Mudo era
un rey muy afortunado, que gobernaba en el país de una media isla, situado en
el mismo trayecto del sol. Tenía todo lo que un rey podía desear. Vivía en un
hermoso palacio, rodeado de cortesanos, de grandes jardines y bellísimas rosas;
era poseedor de inmensas riquezas, pero no podía articular palabras.
Cuando
se comunicaba lo hacía mediante el lenguaje de señas. Pese a sus riquezas, Mudo
pensaba que la mayor felicidad le era dada por unos billetes verdes, que
guardaba en una tinaja debajo de su alcoba.
Se
levantaba en las mañanas contando billetes verdes… se reía… se reía, y luego
los tiraba hacia arriba para que les cayeran encima en forma de lluvia. A veces
se cubría con ellos, riendo tan feliz como un niño.
Cierto
día, el dios de la construcción, Marcelo, pasaba por su reino y uno de sus
acompañantes, de nombre Joao, se quedó retrasado, cansado, y decide dormir un
rato en los jardines del palacio.
Allí lo
encuentra el rey Mudo, quién lo reconoce al instante y lo invita a pasar unos
días junto a sus cortesanos.
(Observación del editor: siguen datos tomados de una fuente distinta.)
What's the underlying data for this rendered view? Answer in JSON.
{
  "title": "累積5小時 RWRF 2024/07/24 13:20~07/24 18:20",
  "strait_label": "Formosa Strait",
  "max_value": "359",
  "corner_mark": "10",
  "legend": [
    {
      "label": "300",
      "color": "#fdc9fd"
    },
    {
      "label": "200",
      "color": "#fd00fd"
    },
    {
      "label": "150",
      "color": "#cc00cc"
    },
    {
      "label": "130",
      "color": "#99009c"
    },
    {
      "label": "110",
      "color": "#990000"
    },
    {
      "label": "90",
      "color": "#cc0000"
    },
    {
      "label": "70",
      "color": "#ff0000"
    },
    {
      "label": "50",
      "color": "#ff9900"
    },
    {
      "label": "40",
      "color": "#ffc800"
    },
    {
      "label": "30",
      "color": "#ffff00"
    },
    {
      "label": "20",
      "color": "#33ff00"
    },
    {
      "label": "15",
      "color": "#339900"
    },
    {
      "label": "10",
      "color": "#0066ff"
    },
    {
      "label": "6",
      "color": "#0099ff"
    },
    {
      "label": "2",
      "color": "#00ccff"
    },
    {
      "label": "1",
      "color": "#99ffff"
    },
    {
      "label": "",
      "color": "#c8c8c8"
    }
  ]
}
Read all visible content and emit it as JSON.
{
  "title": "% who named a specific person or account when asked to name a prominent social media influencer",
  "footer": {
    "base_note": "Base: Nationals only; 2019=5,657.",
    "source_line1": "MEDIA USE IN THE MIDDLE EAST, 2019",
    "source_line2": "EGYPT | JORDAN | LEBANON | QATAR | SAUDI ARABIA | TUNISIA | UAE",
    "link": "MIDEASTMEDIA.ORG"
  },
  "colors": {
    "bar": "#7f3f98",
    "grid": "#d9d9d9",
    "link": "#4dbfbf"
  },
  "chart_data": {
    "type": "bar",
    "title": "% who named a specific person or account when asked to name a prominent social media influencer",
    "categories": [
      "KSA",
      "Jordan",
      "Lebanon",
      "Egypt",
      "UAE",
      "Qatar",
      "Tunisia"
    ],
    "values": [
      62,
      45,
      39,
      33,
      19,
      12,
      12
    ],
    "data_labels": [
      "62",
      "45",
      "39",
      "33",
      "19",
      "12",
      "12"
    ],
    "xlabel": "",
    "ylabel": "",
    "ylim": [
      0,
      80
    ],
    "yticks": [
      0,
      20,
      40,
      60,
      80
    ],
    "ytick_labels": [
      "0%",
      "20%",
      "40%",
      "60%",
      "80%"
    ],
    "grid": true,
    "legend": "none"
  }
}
Luego lo lleva al dios Marcelo y este muy
agradecido por la gentileza le ofrece un único deseo.
-“Me
has dado tal placer al haber cuidado de mi amigo, que por eso quiero concederte
un deseo”. Mudo respondió con señas, frotando el dedo índice con el pulgar, que
multiplicara sus billetes verdes.
Su
majestad comenzó a construir carreteras, acueductos, hidroeléctricas y plantas
a carbón en su reino, por supuesto con la ayuda del dios Marcelo, y todo lo que
tocaba se convertía en billetes verdes.
Un día,
el dios Marcelo dejó de serlo, pues advertido en su reino de que era un
impostor fue llevado al calabozo, y el dios conciencia castigó al rey Mudo,
despertó y tiñó a su pueblo del mismo color de los billetes.